Как же он изменился за эти годы, Шатун-Абарбарчук, как его жизнь потоптала, – быть может, это уже не он?

– Вы кто? – спрашиваю. – Кто вы теперь? Военрук? Парикмахер? Производитель нестандартных лифчиков?

– Продавец эмоций, – отвечает он и раскладывает свой товар. – Эмоций выехавшей народности. Такое мое теперешнее желание.

– Какая с этого корысть?

– Комиссионные, – говорит. – Вам весело, и мне процент веселья. Вам грустно, и мне процент грусти. Купите. Свежие. Нележалые. Эмоции, каких поискать.

– Мне некогда, – говорю. – Я на обратном пути.
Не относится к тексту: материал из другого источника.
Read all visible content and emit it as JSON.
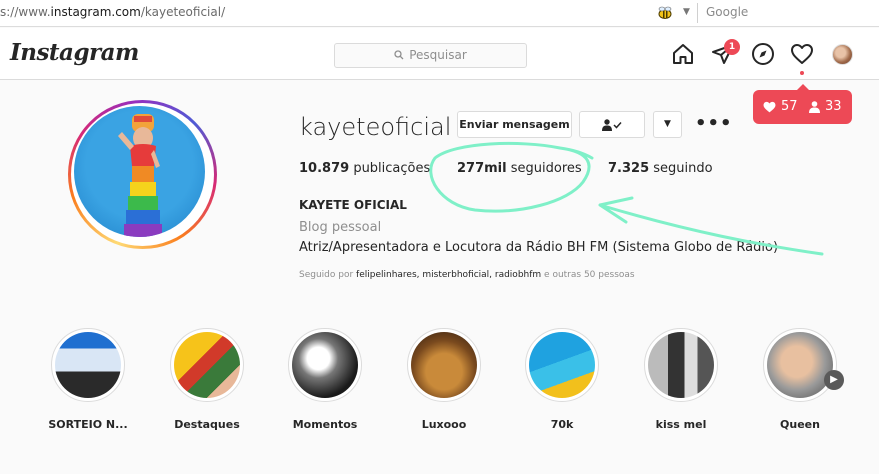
{
  "browser": {
    "url_prefix": "s://www.",
    "url_host": "instagram.com",
    "url_path": "/kayeteoficial/",
    "search_engine": "Google"
  },
  "nav": {
    "logo": "Instagram",
    "search_placeholder": "Pesquisar",
    "direct_badge": "1"
  },
  "activity": {
    "likes": "57",
    "follows": "33"
  },
  "profile": {
    "username": "kayeteoficial",
    "message_button": "Enviar mensagem",
    "stats": {
      "posts_value": "10.879",
      "posts_label": "publicações",
      "followers_value": "277mil",
      "followers_label": "seguidores",
      "following_value": "7.325",
      "following_label": "seguindo"
    },
    "full_name": "KAYETE OFICIAL",
    "category": "Blog pessoal",
    "bio": "Atriz/Apresentadora e Locutora da Rádio BH FM (Sistema Globo de Rádio)",
    "followed_by_prefix": "Seguido por",
    "followed_by_accounts": "felipelinhares, misterbhoficial, radiobhfm",
    "followed_by_suffix": "e outras 50 pessoas"
  },
  "highlights": [
    {
      "label": "SORTEIO N..."
    },
    {
      "label": "Destaques"
    },
    {
      "label": "Momentos"
    },
    {
      "label": "Luxooo"
    },
    {
      "label": "70k"
    },
    {
      "label": "kiss mel"
    },
    {
      "label": "Queen"
    }
  ],
  "colors": {
    "accent_red": "#ed4956",
    "annotation": "#7ff0c8"
  }
}
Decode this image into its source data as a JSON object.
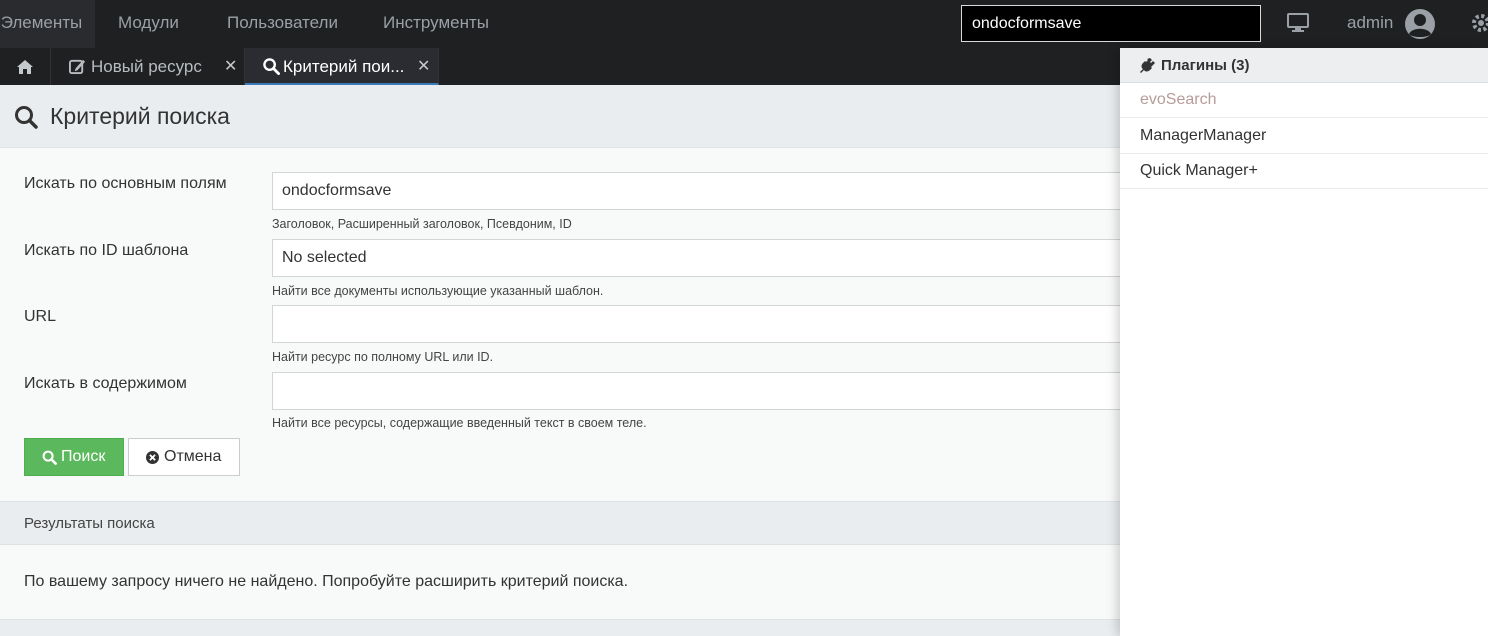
{
  "topnav": {
    "items": [
      "Элементы",
      "Модули",
      "Пользователи",
      "Инструменты"
    ],
    "search_value": "ondocformsave",
    "user": "admin"
  },
  "tabs": [
    {
      "label": "Новый ресурс",
      "close": "✕"
    },
    {
      "label": "Критерий пои...",
      "close": "✕"
    }
  ],
  "page": {
    "title": "Критерий поиска"
  },
  "form": {
    "fields": [
      {
        "label": "Искать по основным полям",
        "value": "ondocformsave",
        "help": "Заголовок, Расширенный заголовок, Псевдоним, ID"
      },
      {
        "label": "Искать по ID шаблона",
        "value": "No selected",
        "help": "Найти все документы использующие указанный шаблон."
      },
      {
        "label": "URL",
        "value": "",
        "help": "Найти ресурс по полному URL или ID."
      },
      {
        "label": "Искать в содержимом",
        "value": "",
        "help": "Найти все ресурсы, содержащие введенный текст в своем теле."
      }
    ],
    "search_button": "Поиск",
    "cancel_button": "Отмена"
  },
  "results": {
    "title": "Результаты поиска",
    "message": "По вашему запросу ничего не найдено. Попробуйте расширить критерий поиска."
  },
  "dropdown": {
    "title": "Плагины (3)",
    "items": [
      "evoSearch",
      "ManagerManager",
      "Quick Manager+"
    ]
  },
  "colors": {
    "topbar": "#1f2022",
    "success": "#5cb85c",
    "active_tab_border": "#3a7ab8"
  }
}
У вас еще останется?

– Останется, – отвечает. – От такой народности, да чтобы не осталось?

Я ухожу.

Я оглядываюсь.

Переминаюсь в сомнении.

– Вы – кто?.. Вы – Абарбарчук?

– Этого я вам не открою, – говорит он. – Чтобы налогами не обложили.

– Кому тут обкладывать?

А он мудро и улыбчиво:

– Есть тут такие. С такими желаниями.

И я пошел.

И пришел в конец чердака, в самый его тупик, где окно на всю стену, и город за окном, такой близкий и такой невозможно далекий!

Лбом в пыльное стекло: глядеть – не переглядеть.